Le Freischütz prend son temps à Strasbourg
Le chef Patrick Lange, les paroles ou le sourire aux lèvres, offre une passionnante lecture musicale du Freischütz de Weber pour l’Opéra du Rhin, concrétisée par l’Orchestre Symphonique de Mulhouse. Son ouverture captivante, très théâtrale et expressive, est très cinématographique : l’auditeur perçoit un paysage lointain, peint par les traits fins des violons, sur lequel la délicate clarinette trace la ligne d’horizon. Les cors majestueux accompagnent un traveling avant qui rapproche le spectateur de la forêt dans laquelle se déroule l’action, où les gazouillements du hautbois répondent à l’inquiétant trombone. Soudain, le vrombissement des contrebasses accompagne l’arrivée du diable, matérialisée dans la mise en scène de Jossi Wieler et Sergio Morabito par un drone (transcription actuelle et réaliste des balles magiques utilisées par Max, et qui atteignent systématiquement leur cible). Le seul reproche qui peut être adressé à cette lecture musicale est la lenteur du propos, éloquente certes, mais qui pèse sur le rythme de l’opéra.
Cette torpeur, justifiable musicalement, est toutefois amplifiée par la direction d’acteurs : les solistes récitent les parties parlées sur un recto tono à mi-chemin entre l’expressivité d’un robot et celle d’un enfant lisant un texte qu’il ne comprend pas. Ce choix, qui fait parfois rire le public lorsque le ton plat est à l’opposé du propos exalté, rend la lecture de l’œuvre décousue (la scène de la Gorge aux Loups perdant notamment sa puissance), et nuit au propos, intéressant, sur l’art, la guerre et la vérité. Ces questions sont notamment traitées par une esthétique à la fois réaliste (le concours de tir de la scène introductive est ici un jeu de paintball), naïve (la vérité est enfant de l’imagination, explique le programme) et figurative, exprimée par des costumes et décors (changés à vue par des techniciens visibles, y compris durant le déroulement de l’intrigue) de Nina von Mechow.
Lenneke Ruiten chante le rôle d’Agathe d’une voix tranchante au timbre pur, vibrant avec intensité, et dont l’aigu souffre d’aspérités lorsqu’il est forcé, tandis que les graves ont un timbre un peu blanc. Sa richesse expressive se retrouve dans son jeu de nuances, fait d’allègements, d’émancipations et d’assouplissements, mais aussi dans son vibrato maîtrisé, qu’elle appuie ou relâche au gré de l’évolution psychologique de son personnage : ses airs mettent en valeur la douceur et la musicalité de sa ligne vocale. Sa complémentarité est complète avec l’Ännchen de Josefin Feiler au timbre voluptueux et à la projection concentrée, mutine dans son jeu théâtral.

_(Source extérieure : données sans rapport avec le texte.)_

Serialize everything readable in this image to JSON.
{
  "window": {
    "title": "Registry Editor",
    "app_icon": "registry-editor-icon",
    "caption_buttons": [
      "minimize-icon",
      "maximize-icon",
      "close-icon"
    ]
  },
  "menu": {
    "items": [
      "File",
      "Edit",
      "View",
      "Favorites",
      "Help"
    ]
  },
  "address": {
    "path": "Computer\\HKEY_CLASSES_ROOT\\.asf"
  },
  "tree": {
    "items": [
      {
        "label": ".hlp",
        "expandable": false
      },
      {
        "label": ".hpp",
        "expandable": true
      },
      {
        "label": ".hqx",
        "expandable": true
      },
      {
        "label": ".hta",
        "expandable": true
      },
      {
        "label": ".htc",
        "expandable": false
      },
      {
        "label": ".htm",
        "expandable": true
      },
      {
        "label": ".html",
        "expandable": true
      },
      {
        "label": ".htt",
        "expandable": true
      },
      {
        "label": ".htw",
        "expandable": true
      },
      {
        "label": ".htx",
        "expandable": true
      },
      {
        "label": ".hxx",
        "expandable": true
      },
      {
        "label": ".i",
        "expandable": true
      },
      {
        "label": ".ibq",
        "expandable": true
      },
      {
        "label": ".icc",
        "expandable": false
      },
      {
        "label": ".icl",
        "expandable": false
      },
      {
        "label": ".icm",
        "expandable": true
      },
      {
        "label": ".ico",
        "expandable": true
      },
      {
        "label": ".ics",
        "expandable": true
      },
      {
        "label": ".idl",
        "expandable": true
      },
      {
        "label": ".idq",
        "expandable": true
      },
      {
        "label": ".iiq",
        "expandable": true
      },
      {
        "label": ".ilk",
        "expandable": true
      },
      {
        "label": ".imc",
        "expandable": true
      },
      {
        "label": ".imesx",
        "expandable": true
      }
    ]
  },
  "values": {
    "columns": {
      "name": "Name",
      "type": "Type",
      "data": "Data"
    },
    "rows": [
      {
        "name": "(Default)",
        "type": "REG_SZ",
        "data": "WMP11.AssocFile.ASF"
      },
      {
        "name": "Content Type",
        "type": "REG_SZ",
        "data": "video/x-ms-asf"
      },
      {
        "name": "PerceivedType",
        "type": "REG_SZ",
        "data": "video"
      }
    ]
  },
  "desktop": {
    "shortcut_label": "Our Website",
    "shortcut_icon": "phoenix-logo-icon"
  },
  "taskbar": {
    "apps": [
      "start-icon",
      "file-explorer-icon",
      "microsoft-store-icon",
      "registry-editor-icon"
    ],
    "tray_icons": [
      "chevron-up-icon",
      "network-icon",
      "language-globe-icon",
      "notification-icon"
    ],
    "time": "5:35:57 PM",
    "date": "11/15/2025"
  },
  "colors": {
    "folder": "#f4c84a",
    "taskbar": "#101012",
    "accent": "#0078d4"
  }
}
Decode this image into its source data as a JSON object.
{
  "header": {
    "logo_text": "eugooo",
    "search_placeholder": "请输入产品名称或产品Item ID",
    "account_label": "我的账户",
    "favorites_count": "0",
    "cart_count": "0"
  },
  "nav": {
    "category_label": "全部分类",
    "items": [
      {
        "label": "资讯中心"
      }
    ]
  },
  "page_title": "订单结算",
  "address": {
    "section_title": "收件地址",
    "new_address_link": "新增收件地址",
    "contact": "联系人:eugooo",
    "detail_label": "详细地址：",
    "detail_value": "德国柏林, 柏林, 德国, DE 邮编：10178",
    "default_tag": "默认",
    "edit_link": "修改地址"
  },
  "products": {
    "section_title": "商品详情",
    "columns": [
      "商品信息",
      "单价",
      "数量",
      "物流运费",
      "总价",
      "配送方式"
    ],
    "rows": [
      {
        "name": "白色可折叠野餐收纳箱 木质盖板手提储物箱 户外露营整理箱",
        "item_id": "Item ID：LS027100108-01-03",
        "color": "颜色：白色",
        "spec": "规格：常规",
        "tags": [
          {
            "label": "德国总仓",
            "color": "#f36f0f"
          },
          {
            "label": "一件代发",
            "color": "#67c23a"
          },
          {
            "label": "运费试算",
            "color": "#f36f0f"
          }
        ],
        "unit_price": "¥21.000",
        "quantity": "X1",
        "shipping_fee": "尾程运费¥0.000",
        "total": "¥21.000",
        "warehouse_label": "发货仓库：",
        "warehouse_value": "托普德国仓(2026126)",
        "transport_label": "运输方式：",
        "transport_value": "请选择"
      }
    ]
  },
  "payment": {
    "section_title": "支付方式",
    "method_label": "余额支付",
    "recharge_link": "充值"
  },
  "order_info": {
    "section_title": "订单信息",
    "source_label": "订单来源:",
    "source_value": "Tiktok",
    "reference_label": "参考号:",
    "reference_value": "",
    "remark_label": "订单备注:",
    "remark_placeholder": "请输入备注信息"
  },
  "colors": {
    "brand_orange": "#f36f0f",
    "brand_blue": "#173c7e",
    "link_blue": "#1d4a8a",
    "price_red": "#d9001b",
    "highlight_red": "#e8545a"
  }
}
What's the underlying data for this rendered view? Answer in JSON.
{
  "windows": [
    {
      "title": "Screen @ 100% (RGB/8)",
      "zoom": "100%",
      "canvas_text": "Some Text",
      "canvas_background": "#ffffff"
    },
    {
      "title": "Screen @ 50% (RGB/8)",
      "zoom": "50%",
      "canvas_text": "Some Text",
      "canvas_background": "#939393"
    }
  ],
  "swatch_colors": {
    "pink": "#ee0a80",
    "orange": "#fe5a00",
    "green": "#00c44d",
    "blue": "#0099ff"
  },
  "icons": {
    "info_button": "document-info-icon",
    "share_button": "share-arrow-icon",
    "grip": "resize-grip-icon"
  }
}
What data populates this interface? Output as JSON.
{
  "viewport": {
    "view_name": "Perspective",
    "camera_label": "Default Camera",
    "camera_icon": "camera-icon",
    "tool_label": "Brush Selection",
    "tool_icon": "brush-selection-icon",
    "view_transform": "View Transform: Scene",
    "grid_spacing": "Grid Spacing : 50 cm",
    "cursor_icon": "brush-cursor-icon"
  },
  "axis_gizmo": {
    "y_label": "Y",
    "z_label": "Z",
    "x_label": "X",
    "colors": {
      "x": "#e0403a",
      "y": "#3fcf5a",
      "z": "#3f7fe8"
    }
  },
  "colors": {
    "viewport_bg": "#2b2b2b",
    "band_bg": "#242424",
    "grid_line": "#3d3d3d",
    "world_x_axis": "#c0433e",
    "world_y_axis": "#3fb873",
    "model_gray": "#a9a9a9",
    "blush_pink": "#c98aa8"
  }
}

Dans le rôle de Max, Jussi Myllys tient une voix franche et rayonnante, dont l’aigu, pourtant souvent mobilisé, reste sur la brèche. Sa prosodie engagée apporte de l’émotion à ses parties chantées. David Steffens est un Kaspar puissant au timbre brillant. Son phrasé expressif participe de l’autorité vocale dégagée. Il sait toutefois assouplir sa voix pour se réjouir avec ironie de la chute à venir de son ami Max. Le surjeu demandé à Jean-Christophe Fillol en Kilian ne le met malheureusement pas en valeur, alors même que sa voix saine de baryton-basse est parfaitement projetée, son timbre laissant même entendre une pointe d’ironie. Le Kuno de Franck van Hove aux graves saillants se distingue par une voix noble, bien émise. Arrivant à la fin de l’œuvre, Roman Polisadov délivre une voix gigantesque et profonde en Ermite, tandis qu’Ashley David Prewett est un Ottokar véloce et souple, au timbre mat porté par un vibrato léger.
Le Chœur de l’OnR dispose des nuances requises (finesse ou puissance selon les passages) et d’une belle homogénéité (même si le chœur des chasseurs manque de basses) mais souffre d’une constante désynchronisation rythmique (sauf lorsqu’il est demandé aux artistes de faire des pompes et des sauts en chantant).
Le public accueille les artistes avec mesure au moment des saluts, quelques huées s’élevant même au passage de l’équipe de mise en scène.